A question about sales forecasting (3rd lesson) for a different competition. The validation is good but the prediction is bad

Hello. I have a problem with implementing the approach, which Jeremy used for the 3-rd lesson, for another competition: https://www.kaggle.com/c/competitive-data-science-predict-future-sales

I made a feature engineering and data preprocessing. Everything seems fine. The loss is falling, and the validation is good. But the prediction is terrible (like 100 times more terrible than the validation)

Here is the code:

from fastai.structured import *
from fastai.column_data import *
from sklearn.metrics import mean_squared_error
from math import sqrt
import pandas as pd
import numpy as np
import datetime
from dateutil import relativedelta


# reading all the data

PATH = 'data/avito/'

def join_df(left, right, left_on, right_on=None, suffix='_y'):
    if right_on is None: right_on = left_on
    return left.merge(right, how='left', left_on=left_on, right_on=right_on, suffixes=("", suffix))

def rmse(y_pred, targ):
    return sqrt(mean_squared_error(targ, y_pred))

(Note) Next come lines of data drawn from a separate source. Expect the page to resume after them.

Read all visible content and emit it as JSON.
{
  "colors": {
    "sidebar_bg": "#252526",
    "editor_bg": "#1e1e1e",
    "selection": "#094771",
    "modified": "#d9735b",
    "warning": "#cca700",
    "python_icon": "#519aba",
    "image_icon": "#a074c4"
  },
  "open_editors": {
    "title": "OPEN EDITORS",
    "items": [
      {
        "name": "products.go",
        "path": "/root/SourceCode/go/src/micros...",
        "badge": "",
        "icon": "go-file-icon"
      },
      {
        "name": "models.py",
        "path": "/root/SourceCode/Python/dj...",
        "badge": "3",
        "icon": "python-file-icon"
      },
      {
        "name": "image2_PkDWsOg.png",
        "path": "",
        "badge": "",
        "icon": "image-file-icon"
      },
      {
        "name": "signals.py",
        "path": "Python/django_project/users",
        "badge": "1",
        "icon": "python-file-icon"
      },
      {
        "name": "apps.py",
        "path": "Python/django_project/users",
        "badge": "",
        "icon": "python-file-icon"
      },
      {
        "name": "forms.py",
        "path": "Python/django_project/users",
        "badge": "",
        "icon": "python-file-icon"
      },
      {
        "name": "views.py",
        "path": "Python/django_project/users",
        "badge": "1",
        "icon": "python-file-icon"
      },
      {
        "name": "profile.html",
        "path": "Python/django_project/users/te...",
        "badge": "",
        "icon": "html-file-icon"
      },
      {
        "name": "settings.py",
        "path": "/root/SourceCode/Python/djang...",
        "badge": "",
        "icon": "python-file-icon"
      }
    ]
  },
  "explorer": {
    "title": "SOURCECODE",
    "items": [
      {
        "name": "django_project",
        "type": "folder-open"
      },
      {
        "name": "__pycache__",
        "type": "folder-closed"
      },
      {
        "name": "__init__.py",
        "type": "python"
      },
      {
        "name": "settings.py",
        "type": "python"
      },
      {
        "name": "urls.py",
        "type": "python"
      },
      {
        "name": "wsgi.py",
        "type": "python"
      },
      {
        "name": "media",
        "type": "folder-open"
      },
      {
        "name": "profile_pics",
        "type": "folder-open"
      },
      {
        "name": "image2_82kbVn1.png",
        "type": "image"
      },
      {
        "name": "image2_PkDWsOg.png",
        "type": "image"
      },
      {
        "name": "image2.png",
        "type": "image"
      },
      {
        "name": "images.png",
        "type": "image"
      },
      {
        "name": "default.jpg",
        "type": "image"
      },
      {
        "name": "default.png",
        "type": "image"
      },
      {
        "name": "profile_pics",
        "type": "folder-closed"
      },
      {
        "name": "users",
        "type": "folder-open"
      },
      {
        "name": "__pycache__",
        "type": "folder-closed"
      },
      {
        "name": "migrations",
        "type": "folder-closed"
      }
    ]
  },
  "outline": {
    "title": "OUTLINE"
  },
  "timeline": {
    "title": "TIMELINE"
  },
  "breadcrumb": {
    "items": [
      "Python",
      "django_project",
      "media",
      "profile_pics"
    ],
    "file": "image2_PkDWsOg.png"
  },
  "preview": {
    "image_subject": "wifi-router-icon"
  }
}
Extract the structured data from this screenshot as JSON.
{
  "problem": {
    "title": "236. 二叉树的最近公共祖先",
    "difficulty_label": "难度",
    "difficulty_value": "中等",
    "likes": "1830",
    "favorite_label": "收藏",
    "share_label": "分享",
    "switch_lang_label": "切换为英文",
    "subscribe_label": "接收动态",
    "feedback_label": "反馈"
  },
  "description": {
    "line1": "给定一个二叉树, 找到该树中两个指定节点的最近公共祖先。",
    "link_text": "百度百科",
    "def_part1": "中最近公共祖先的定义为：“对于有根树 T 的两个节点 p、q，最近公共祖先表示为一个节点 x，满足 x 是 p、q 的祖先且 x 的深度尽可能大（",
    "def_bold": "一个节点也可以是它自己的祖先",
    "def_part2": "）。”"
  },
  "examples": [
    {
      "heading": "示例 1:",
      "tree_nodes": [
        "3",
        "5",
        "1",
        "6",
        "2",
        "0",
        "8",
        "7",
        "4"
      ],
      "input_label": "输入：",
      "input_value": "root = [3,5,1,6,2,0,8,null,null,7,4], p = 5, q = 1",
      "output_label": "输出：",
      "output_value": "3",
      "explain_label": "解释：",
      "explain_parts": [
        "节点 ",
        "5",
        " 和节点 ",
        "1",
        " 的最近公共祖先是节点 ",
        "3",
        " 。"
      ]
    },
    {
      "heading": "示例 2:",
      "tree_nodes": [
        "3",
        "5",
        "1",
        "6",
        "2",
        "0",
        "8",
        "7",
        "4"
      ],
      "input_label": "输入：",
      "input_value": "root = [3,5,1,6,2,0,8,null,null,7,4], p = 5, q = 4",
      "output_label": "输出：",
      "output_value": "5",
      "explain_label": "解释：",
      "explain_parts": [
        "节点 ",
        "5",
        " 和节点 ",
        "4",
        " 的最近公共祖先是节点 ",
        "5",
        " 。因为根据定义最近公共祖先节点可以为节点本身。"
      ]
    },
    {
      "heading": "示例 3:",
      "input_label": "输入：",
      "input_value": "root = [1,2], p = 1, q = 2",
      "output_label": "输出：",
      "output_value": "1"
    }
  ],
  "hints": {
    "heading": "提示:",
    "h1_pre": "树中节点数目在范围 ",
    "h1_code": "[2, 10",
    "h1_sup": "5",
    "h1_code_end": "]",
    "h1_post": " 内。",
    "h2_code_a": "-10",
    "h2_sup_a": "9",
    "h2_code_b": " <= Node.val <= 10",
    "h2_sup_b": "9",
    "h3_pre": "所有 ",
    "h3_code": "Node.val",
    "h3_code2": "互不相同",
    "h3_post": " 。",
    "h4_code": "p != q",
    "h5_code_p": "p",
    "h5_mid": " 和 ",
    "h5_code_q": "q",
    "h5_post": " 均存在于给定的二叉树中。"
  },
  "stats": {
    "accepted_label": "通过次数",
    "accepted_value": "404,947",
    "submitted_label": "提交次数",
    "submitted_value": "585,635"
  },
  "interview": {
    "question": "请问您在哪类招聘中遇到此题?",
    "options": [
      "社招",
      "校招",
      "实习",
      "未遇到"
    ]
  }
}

cat_vars = ["shop_id", "item_id", "item_category_id"]
dep = "item_cnt_day"

table_names = ['train', 'items', 'item_categories', 'shops', 'test']
tables = [pd.read_csv(f'{PATH}{fname}.csv', low_memory=False) for fname in table_names]
train, items, item_categories, shops, test_table = tables

# no need a date. all dates will be grouped by its month
train = train.drop('date', axis=1)

# concatenating the tables
sales_table = join_df(train, items, "item_id", "item_id")
sales_table = join_df(sales_table, test_table, ["item_id", "shop_id"], ["item_id", "shop_id"])

# preprocessing sales
sales_table[dep] = sales_table[dep].astype(np.float32)
sales_table[dep] = sales_table[dep].fillna(0).astype('float32')
sales_table[dep][sales_table[dep] < 0] = 0
sales_table[dep][sales_table[dep] > 20] = 20
sales_table['item_price'][sales_table['item_price'] < 0] = 0

df = sales_table[cat_vars + [dep, "ID", "date_block_num", 'item_price']]

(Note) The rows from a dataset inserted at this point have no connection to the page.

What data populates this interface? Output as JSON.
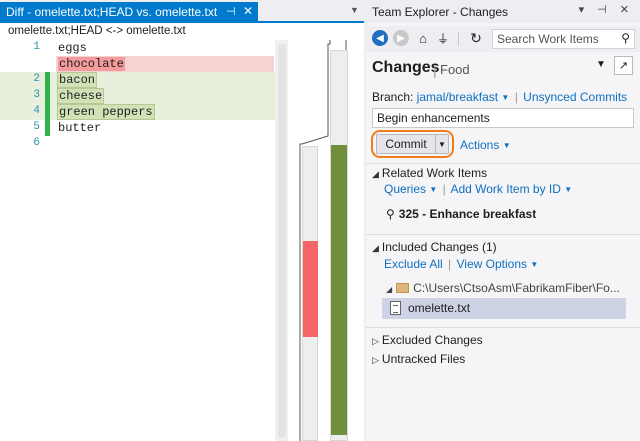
{
  "diff": {
    "tab_title": "Diff - omelette.txt;HEAD vs. omelette.txt",
    "tab_pin_glyph": "⊣",
    "tab_close_glyph": "✕",
    "dropdown_glyph": "▼",
    "path": "omelette.txt;HEAD <-> omelette.txt",
    "lines": [
      {
        "num": "1",
        "text": "eggs",
        "kind": "normal"
      },
      {
        "num": "",
        "text": "chocolate",
        "kind": "removed"
      },
      {
        "num": "2",
        "text": "bacon",
        "kind": "added"
      },
      {
        "num": "3",
        "text": "cheese",
        "kind": "added"
      },
      {
        "num": "4",
        "text": "green peppers",
        "kind": "added"
      },
      {
        "num": "5",
        "text": "butter",
        "kind": "normal"
      },
      {
        "num": "6",
        "text": "",
        "kind": "normal"
      }
    ]
  },
  "team_explorer": {
    "title": "Team Explorer - Changes",
    "title_buttons": "▾ ⊣ ✕",
    "search_placeholder": "Search Work Items",
    "page_title": "Changes",
    "page_separator": "|",
    "page_subtitle": "Food",
    "branch_label": "Branch:",
    "branch_name": "jamal/breakfast",
    "unsynced_link": "Unsynced Commits",
    "commit_message": "Begin enhancements",
    "commit_label": "Commit",
    "actions_label": "Actions",
    "related": {
      "heading": "Related Work Items",
      "queries": "Queries",
      "add_work_item": "Add Work Item by ID",
      "work_item": "325 - Enhance breakfast"
    },
    "included": {
      "heading": "Included Changes (1)",
      "exclude_all": "Exclude All",
      "view_options": "View Options",
      "folder": "C:\\Users\\CtsoAsm\\FabrikamFiber\\Fo...",
      "file": "omelette.txt"
    },
    "excluded_heading": "Excluded Changes",
    "untracked_heading": "Untracked Files"
  },
  "colors": {
    "accent": "#007acc",
    "link": "#0e70c0",
    "removed": "#f59b9b",
    "added": "#d2e2b8",
    "highlight_ring": "#f07d1b"
  }
}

# dropping unnecessary data (we don't need data without ID)
df[dep] = df[dep].fillna(0).astype('float32')
df["ID"] = df["ID"].fillna(-1)
df = df[df.ID != -1]
df = df.reset_index(drop=True)

# putting prices into bins. these bins will be used in train and interpolated into test data
price_bins = [0, 100, 300, 500, 1000, 1500, 2000, 2500, 3000, 4000, 5000, 100000]
price_labels = ['A1', 'A2', 'A3', 'A4', 'B1', 'B2', 'B3', 'B4', 'C1', 'C2', 'D']

train_df = df.groupby(['date_block_num','ID']+cat_vars, as_index=False).agg({'item_cnt_day':'sum', 'item_price':'mean'})
train_df['price_bin'] = pd.cut(train_df['item_price'], price_bins, labels=price_labels)
temp_price_id_buckets_df = train_df[['ID', 'price_bin']].drop_duplicates().reset_index(drop=True)

price_id_buckets_df = temp_price_id_buckets_df.groupby('ID').nth(0).reset_index()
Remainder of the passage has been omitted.